「リスクオフ」中の「リスクオン」

2022/03/18

今週の株式市場ですが、これまでのところ大きく株価を戻す動きが目立っています。3月17日(木)の日経平均は26,000円台を回復してスタートしており、25,000円台割れの場面もあった先週の状況からすると、市場のムードが変化しつつあるようにも感じられます。米国株市場も同様に、NYダウやNASDAQが節目の株価水準を一段階切り上げる値動きを見せています。

高騰していた原油価格が下落に転じたことをきっかけに過度なインフレ警戒が後退したほか、最近までの株価下落の反動や、ウクライナとロシアの停戦交渉への期待、市場寄りと受け止められた中国の経済政策期待などが加わり、さらに、今週注目のイベントだった米FOMC(連邦公開市場委員会)を無難に通過したアク抜け感によって、株価の戻りに勢いが出てきた印象です。

とはいえ、気になるのは、足元の株価反発が「リスクオフ」から「リスクオン」へのシフトなのかどうかです。

先ほどの株価指数で見ていくと、日経平均は昨年の下値ゾーン(27,000円~28,000円)まで距離があるほか、米NASDAQもリスクオフの境界線と思われる14,000p水準をまだ回復できていません。NYダウについては、昨年のサポート(支持)となっていた34,000ドルを3月16日の取引で回復し、一応リスクオフの境界線を超えてきましたが、「リターン・ムーブ」で跳ね返される可能性もまだ残されています。もちろん、株価が25日移動平均線を上抜けするなど、テクニカル分析的にはさらなる上昇余地のサインも増えてきています。

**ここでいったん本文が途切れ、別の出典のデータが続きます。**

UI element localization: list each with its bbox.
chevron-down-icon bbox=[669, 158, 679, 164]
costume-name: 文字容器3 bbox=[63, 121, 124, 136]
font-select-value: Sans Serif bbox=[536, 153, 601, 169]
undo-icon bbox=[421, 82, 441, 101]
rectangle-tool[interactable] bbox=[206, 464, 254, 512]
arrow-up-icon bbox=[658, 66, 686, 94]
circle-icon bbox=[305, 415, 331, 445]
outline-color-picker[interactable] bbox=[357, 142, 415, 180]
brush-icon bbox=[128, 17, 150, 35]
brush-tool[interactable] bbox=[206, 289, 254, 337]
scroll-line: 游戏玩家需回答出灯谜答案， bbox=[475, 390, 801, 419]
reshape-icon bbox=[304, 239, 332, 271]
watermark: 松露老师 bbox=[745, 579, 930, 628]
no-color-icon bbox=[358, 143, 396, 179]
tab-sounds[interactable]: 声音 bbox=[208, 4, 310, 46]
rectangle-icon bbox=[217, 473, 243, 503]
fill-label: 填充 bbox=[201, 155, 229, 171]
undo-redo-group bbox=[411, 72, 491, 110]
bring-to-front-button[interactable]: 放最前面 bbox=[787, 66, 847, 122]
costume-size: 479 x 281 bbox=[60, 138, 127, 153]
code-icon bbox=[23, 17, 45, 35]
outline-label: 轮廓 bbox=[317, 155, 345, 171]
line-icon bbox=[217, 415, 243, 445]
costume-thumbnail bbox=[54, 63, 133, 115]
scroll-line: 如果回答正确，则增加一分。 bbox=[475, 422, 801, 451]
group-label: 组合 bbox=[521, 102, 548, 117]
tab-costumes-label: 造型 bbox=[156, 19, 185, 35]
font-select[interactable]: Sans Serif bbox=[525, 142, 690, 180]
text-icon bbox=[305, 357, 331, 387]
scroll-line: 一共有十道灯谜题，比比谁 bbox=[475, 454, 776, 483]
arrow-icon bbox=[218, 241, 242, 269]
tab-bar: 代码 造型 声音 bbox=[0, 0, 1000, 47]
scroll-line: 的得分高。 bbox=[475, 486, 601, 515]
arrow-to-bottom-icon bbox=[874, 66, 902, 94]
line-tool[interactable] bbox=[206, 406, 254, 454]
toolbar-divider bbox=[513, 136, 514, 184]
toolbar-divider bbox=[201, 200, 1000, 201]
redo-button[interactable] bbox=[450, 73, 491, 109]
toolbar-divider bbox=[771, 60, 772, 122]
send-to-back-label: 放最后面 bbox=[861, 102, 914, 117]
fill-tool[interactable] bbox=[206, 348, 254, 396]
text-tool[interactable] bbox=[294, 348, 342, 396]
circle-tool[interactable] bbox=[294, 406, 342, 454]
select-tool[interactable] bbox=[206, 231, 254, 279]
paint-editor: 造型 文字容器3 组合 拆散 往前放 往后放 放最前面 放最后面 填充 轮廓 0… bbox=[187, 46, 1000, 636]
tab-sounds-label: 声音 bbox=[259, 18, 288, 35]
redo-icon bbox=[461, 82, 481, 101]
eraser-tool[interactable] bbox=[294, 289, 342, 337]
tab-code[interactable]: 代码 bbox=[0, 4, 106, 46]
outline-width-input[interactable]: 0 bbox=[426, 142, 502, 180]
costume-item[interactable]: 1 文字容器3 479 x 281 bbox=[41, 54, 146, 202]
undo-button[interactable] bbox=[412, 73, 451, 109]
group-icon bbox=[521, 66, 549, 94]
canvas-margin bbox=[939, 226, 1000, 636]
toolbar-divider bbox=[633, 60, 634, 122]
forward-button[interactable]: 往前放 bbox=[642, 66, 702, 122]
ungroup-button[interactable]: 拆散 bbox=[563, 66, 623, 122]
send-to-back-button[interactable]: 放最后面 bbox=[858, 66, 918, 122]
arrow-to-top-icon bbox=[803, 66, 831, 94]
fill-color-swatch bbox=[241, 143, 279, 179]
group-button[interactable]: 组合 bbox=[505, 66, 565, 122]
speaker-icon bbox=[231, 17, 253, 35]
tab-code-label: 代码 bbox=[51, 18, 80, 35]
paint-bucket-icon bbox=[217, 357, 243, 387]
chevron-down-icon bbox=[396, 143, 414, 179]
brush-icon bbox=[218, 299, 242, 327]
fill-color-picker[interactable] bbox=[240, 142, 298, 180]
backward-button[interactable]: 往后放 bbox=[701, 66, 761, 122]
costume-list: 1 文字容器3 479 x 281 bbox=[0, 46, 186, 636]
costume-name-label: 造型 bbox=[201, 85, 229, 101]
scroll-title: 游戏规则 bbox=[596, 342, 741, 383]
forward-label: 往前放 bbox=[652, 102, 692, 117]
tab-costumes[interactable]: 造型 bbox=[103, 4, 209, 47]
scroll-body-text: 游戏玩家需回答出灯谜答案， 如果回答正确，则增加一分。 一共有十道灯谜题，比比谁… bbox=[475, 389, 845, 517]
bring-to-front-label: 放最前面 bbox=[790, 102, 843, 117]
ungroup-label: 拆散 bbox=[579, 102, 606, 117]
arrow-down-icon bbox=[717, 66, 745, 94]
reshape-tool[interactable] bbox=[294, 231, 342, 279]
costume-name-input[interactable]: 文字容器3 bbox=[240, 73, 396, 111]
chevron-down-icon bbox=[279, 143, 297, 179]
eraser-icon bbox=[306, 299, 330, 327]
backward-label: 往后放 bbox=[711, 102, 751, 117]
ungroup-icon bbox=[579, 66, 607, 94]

ただし、足元の株価回復が中長期のシナリオを織り込み始めたかについては、まだ微妙なところかもしれません。

ウクライナ情勢が長期化する展開となれば、原材料価格の高止まりが予想されるほか、停戦交渉が進展したとしても、その合意内容によっては、将来に禍根を残すことになるほか、ロシアに対する経済制裁についても「どの時点でどこまで解除するのか?」が変わってくることになります。そもそも、ロシアの軍事行動が戦争犯罪に抵触するのではという視点を国際世論が強めつつあり、停戦後の立場がより危うくなるシナリオが濃厚のプーチン政権としては、簡単に引き下がらないことも考えられます。

また、米FOMCでは、事前の市場予想の通り0.25%の利上げ幅となり、その後の利上げについても段階的に利上げを実施していくことが示され、波乱がなかった一方、今後のQT(金融引き締め)については次回(5月)の会合議論される見込みであることなど、これまでにない早いペースで金融政策が正常化に向かっていること自体に変わりはなく、インフレがなかなか落ち着かなければさらなる引き締めの加速も考えられるため、景気への影響に対する懸念は今後も燻り続けると思われます。

そのため、足元の株式市場の動きは「リスクオフ」の最中での「リスクオン」動きの可能性があり、まだ相場に一波乱あるかもしれないことには注意しておく必要がありそうです。